На улице было слишком людно для жарких объятий русского и немки. Я проводил любовницу до ворот Довмонтова города. Она подошла к часовому, протянула ему пропуск. Изучив его, солдат кивнул и пропустил машинистку к калитке. Я лениво, как и подобает прожигателю жизни, побрел в сторону городского центра. Скользнул скучающим взглядом по веренице военных грузовиков, которая выезжала из ворот «Тодта». Судя по наглухо затянутым брезентом кузовам, везли они отнюдь не стройматериалы.

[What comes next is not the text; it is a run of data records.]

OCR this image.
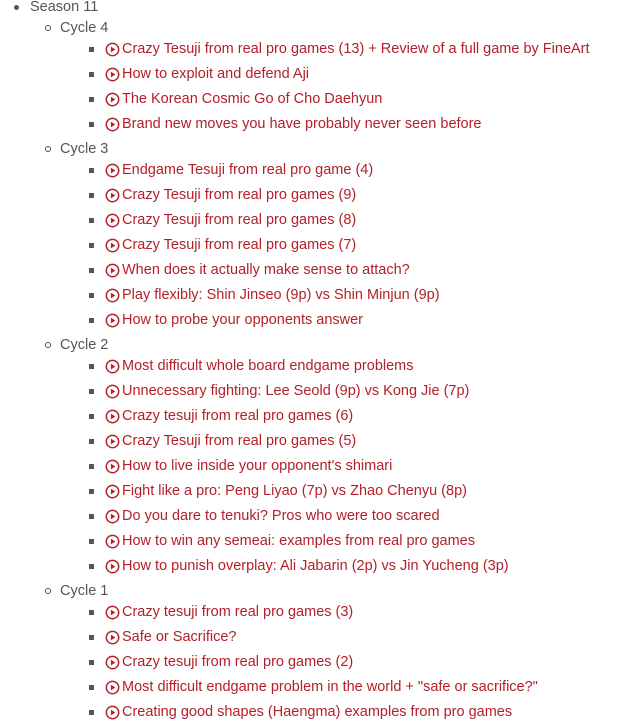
Season 11
Cycle 4
Crazy Tesuji from real pro games (13) + Review of a full game by FineArt
How to exploit and defend Aji
The Korean Cosmic Go of Cho Daehyun
Brand new moves you have probably never seen before
Cycle 3
Endgame Tesuji from real pro game (4)
Crazy Tesuji from real pro games (9)
Crazy Tesuji from real pro games (8)
Crazy Tesuji from real pro games (7)
When does it actually make sense to attach?
Play flexibly: Shin Jinseo (9p) vs Shin Minjun (9p)
How to probe your opponents answer
Cycle 2
Most difficult whole board endgame problems
Unnecessary fighting: Lee Seold (9p) vs Kong Jie (7p)
Crazy tesuji from real pro games (6)
Crazy Tesuji from real pro games (5)
How to live inside your opponent's shimari
Fight like a pro: Peng Liyao (7p) vs Zhao Chenyu (8p)
Do you dare to tenuki? Pros who were too scared
How to win any semeai: examples from real pro games
How to punish overplay: Ali Jabarin (2p) vs Jin Yucheng (3p)
Cycle 1
Crazy tesuji from real pro games (3)
Safe or Sacrifice?
Crazy tesuji from real pro games (2)
Most difficult endgame problem in the world + "safe or sacrifice?"
Creating good shapes (Haengma) examples from pro games
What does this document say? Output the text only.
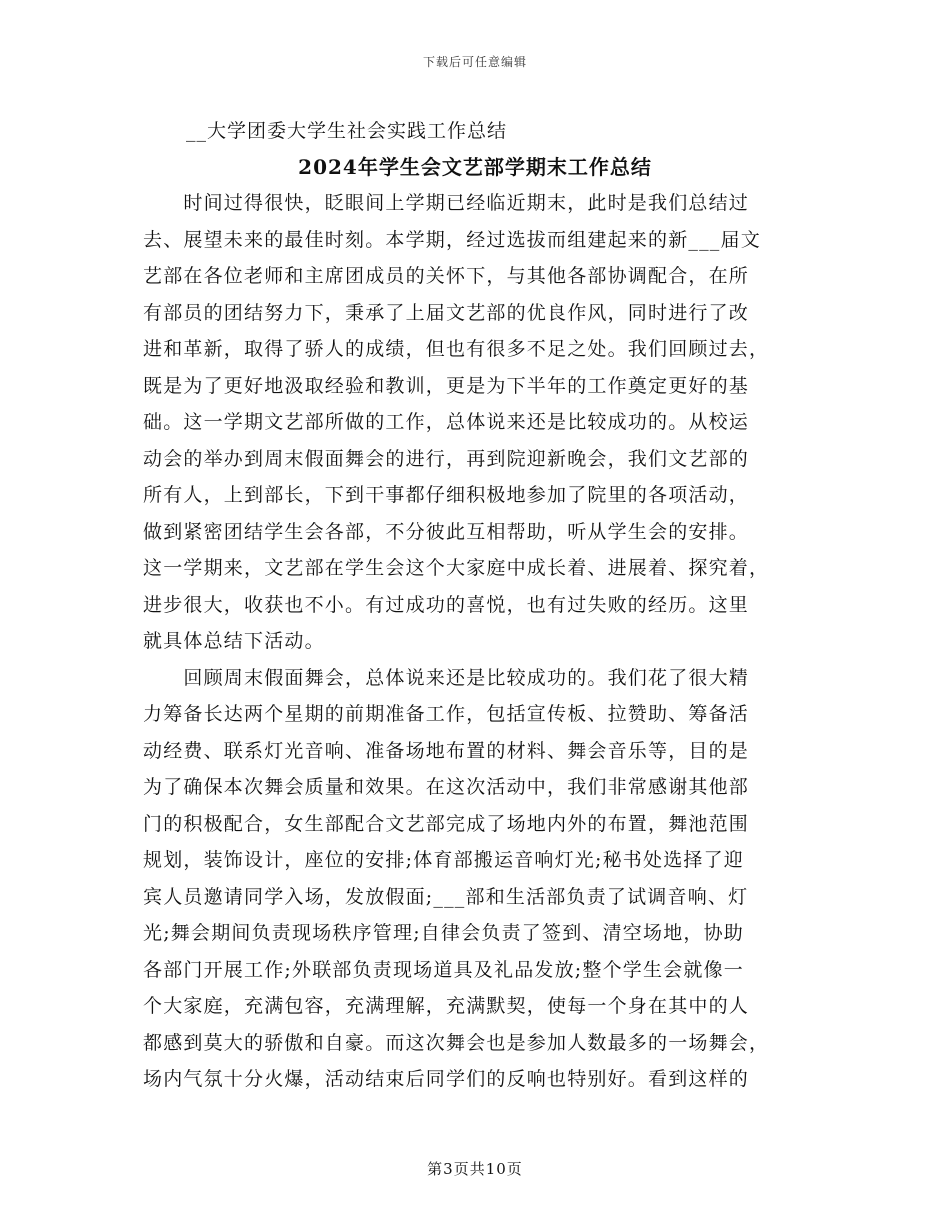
下载后可任意编辑
__大学团委大学生社会实践工作总结
2024年学生会文艺部学期末工作总结

　　时间过得很快，眨眼间上学期已经临近期末，此时是我们总结过
去、展望未来的最佳时刻。本学期，经过选拔而组建起来的新___届文
艺部在各位老师和主席团成员的关怀下，与其他各部协调配合，在所
有部员的团结努力下，秉承了上届文艺部的优良作风，同时进行了改
进和革新，取得了骄人的成绩，但也有很多不足之处。我们回顾过去，
既是为了更好地汲取经验和教训，更是为下半年的工作奠定更好的基
础。这一学期文艺部所做的工作，总体说来还是比较成功的。从校运
动会的举办到周末假面舞会的进行，再到院迎新晚会，我们文艺部的
所有人，上到部长，下到干事都仔细积极地参加了院里的各项活动，
做到紧密团结学生会各部，不分彼此互相帮助，听从学生会的安排。
这一学期来，文艺部在学生会这个大家庭中成长着、进展着、探究着，
进步很大，收获也不小。有过成功的喜悦，也有过失败的经历。这里
就具体总结下活动。

　　回顾周末假面舞会，总体说来还是比较成功的。我们花了很大精
力筹备长达两个星期的前期准备工作，包括宣传板、拉赞助、筹备活
动经费、联系灯光音响、准备场地布置的材料、舞会音乐等，目的是
为了确保本次舞会质量和效果。在这次活动中，我们非常感谢其他部
门的积极配合，女生部配合文艺部完成了场地内外的布置，舞池范围
规划，装饰设计，座位的安排;体育部搬运音响灯光;秘书处选择了迎
宾人员邀请同学入场，发放假面;___部和生活部负责了试调音响、灯
光;舞会期间负责现场秩序管理;自律会负责了签到、清空场地，协助
各部门开展工作;外联部负责现场道具及礼品发放;整个学生会就像一
个大家庭，充满包容，充满理解，充满默契，使每一个身在其中的人
都感到莫大的骄傲和自豪。而这次舞会也是参加人数最多的一场舞会，
场内气氛十分火爆，活动结束后同学们的反响也特别好。看到这样的

第3页共10页
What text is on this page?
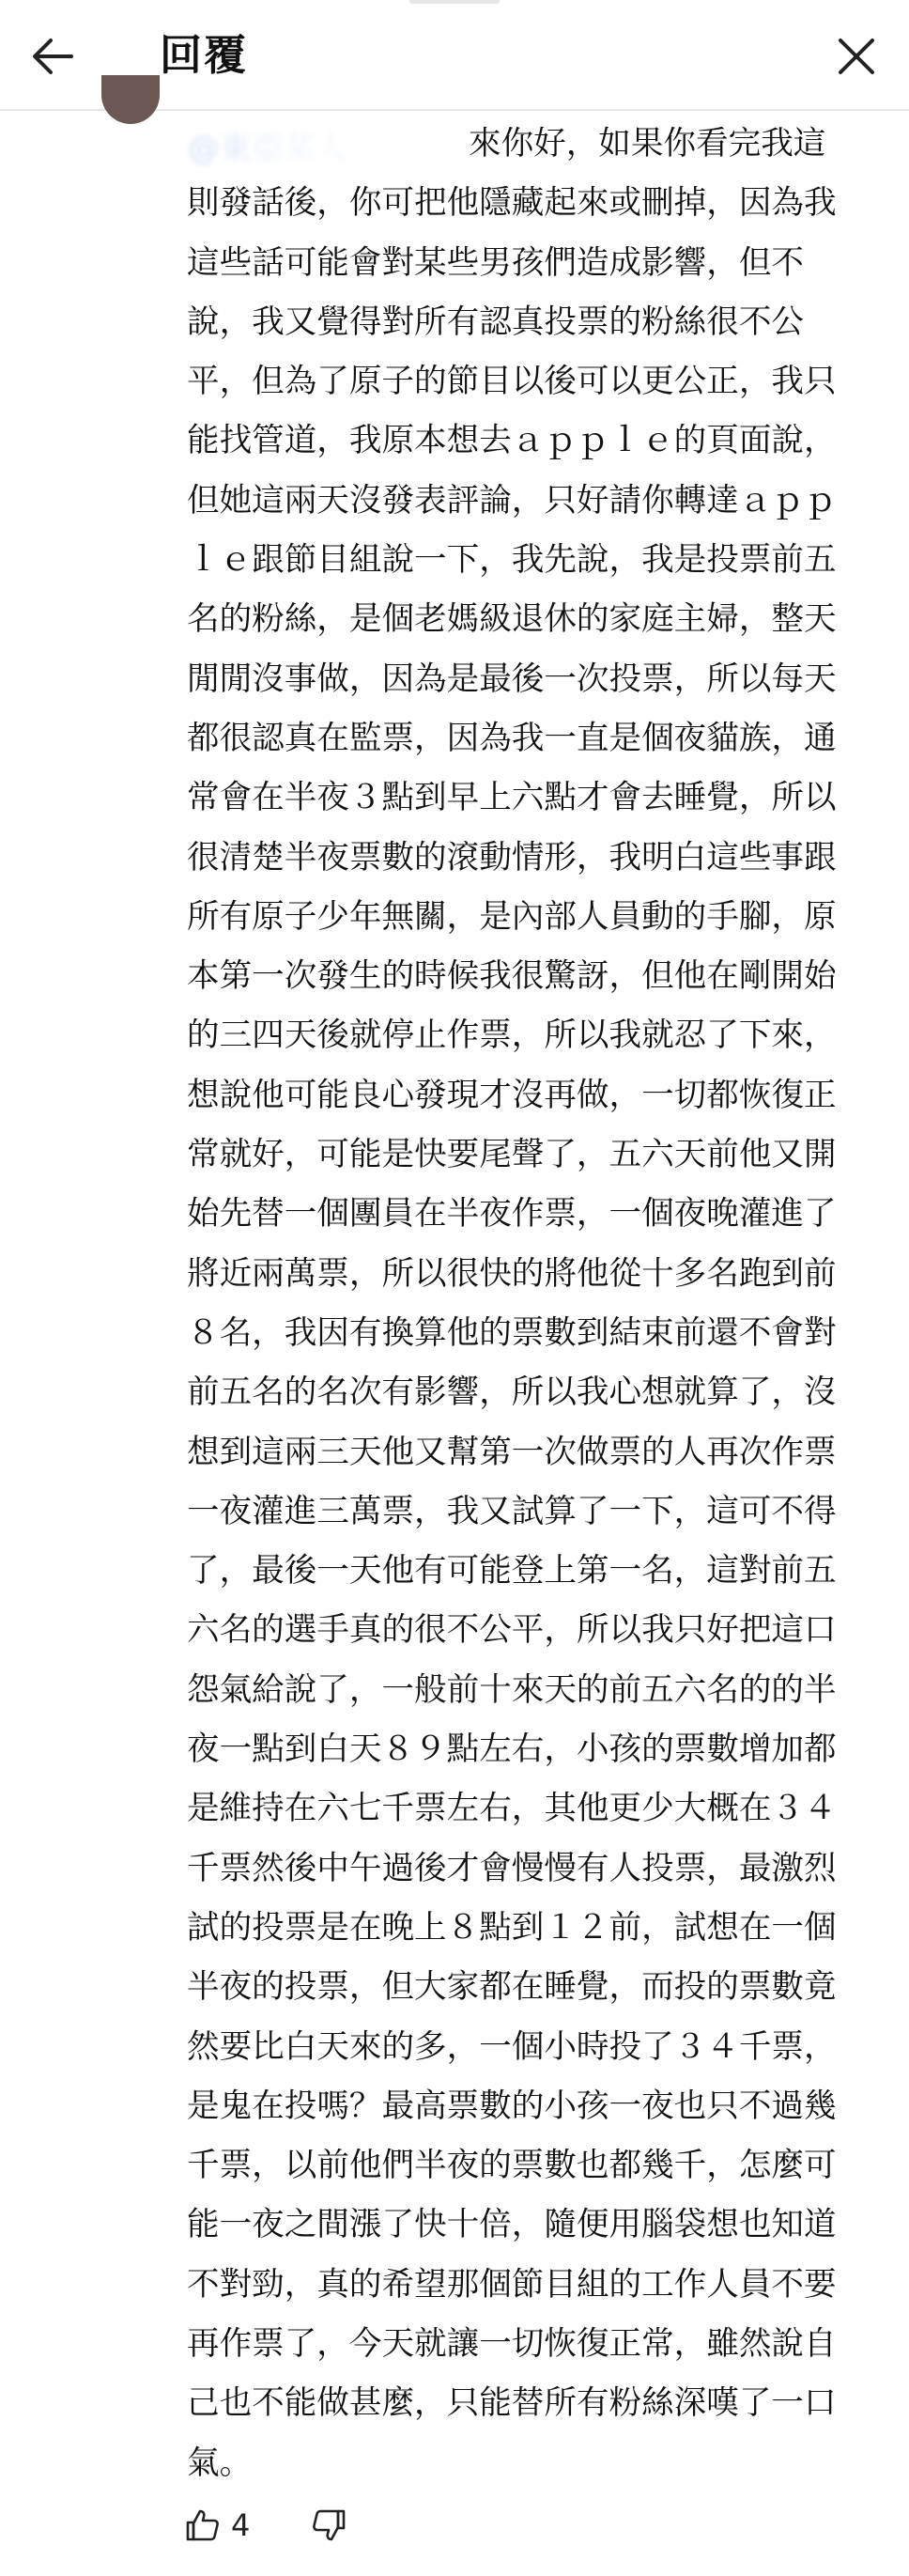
回覆
來你好，如果你看完我這
則發話後，你可把他隱藏起來或刪掉，因為我
這些話可能會對某些男孩們造成影響，但不
說，我又覺得對所有認真投票的粉絲很不公
平，但為了原子的節目以後可以更公正，我只
能找管道，我原本想去ａｐｐｌｅ的頁面說，
但她這兩天沒發表評論，只好請你轉達ａｐｐ
ｌｅ跟節目組說一下，我先說，我是投票前五
名的粉絲，是個老媽級退休的家庭主婦，整天
閒閒沒事做，因為是最後一次投票，所以每天
都很認真在監票，因為我一直是個夜貓族，通
常會在半夜３點到早上六點才會去睡覺，所以
很清楚半夜票數的滾動情形，我明白這些事跟
所有原子少年無關，是內部人員動的手腳，原
本第一次發生的時候我很驚訝，但他在剛開始
的三四天後就停止作票，所以我就忍了下來，
想說他可能良心發現才沒再做，一切都恢復正
常就好，可能是快要尾聲了，五六天前他又開
始先替一個團員在半夜作票，一個夜晚灌進了
將近兩萬票，所以很快的將他從十多名跑到前
８名，我因有換算他的票數到結束前還不會對
前五名的名次有影響，所以我心想就算了，沒
想到這兩三天他又幫第一次做票的人再次作票
一夜灌進三萬票，我又試算了一下，這可不得
了，最後一天他有可能登上第一名，這對前五
六名的選手真的很不公平，所以我只好把這口
怨氣給說了，一般前十來天的前五六名的的半
夜一點到白天８９點左右，小孩的票數增加都
是維持在六七千票左右，其他更少大概在３４
千票然後中午過後才會慢慢有人投票，最激烈
試的投票是在晚上８點到１２前，試想在一個
半夜的投票，但大家都在睡覺，而投的票數竟
然要比白天來的多，一個小時投了３４千票，
是鬼在投嗎？最高票數的小孩一夜也只不過幾
千票，以前他們半夜的票數也都幾千，怎麼可
能一夜之間漲了快十倍，隨便用腦袋想也知道
不對勁，真的希望那個節目組的工作人員不要
再作票了，今天就讓一切恢復正常，雖然說自
己也不能做甚麼，只能替所有粉絲深嘆了一口
氣。
4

Проходя мимо виселицы, я с тревогой всмотрелся в опухшие от побоев лица повешенных. Нет ли среди них знакомых. Например — Митьки. Слава богу, его среди казненных не оказалось. Значит, не попался ночью. Я скрестил пальцы, мысленно пожелав парню удачи. Не сказал бы, что этот малолетний бандюга мне нравится, но все же он был своим. Такая вот странная судьба у нас. Сошлись на военной тропке те, кто в мирной жизни на одном гектаре бы даже гадить не присели.
— Кута торопишься, тетка! — услышал я мерзкий эстонский говорок. — Что у тепя в кошелке, показывай!
Я оглянулся. Обычная для оккупированного городка картинка. Патруль из эстонских националистов пристает к мирной жительнице. Белесые сытые рыла, красные от самогона носы, белые повязки полицаев. Полная безнаказанность и наслаждению властью над беззащитными людьми. Этого я уже насмотрелся. Куда больше меня заинтересовала женщина, которую они избрали в качестве объекта для издевательств. На вид ей около пятидесяти. Одета как обычная горожанка — длинная темная юбка, облезлая шубейка, черный в белый горошек платок. А вот глаза умные, в них ни капли страха, только глубочайшее презрение.
— А она еще ниче сепе! — подхватил другой полицай. — Кожа клаткая и шопа, как и у моей папёнки… Тавай, пратва, тащи ее за тот сарай, оприхотуем на троих…
— Руки убери, недоносок! — резко произнесла незнакомка.
— Ах ты русская курва! — озлобился один из полицаев. — За это я путу иметь тебя в рот…
Его дружки подхватили дерзкую горожанку и потащили за сарай. Она не издала ни звука, только бешено извивалась. Третий полицай воровато оглянулся. Увидел меня, качнул стволом винтаря, дескать, проходи мимо, пока цел, и кинулся за напарниками следом. Я тоже оглянулся. Немецких солдат поблизости не оказалось, а псковитяне торопились как можно скорее миновать место, где вот-вот должно было совершиться насилие. Это равнодушие к чужой беде меня сейчас более, чем устраивало. Красный Вервольф в зрителях не нуждается.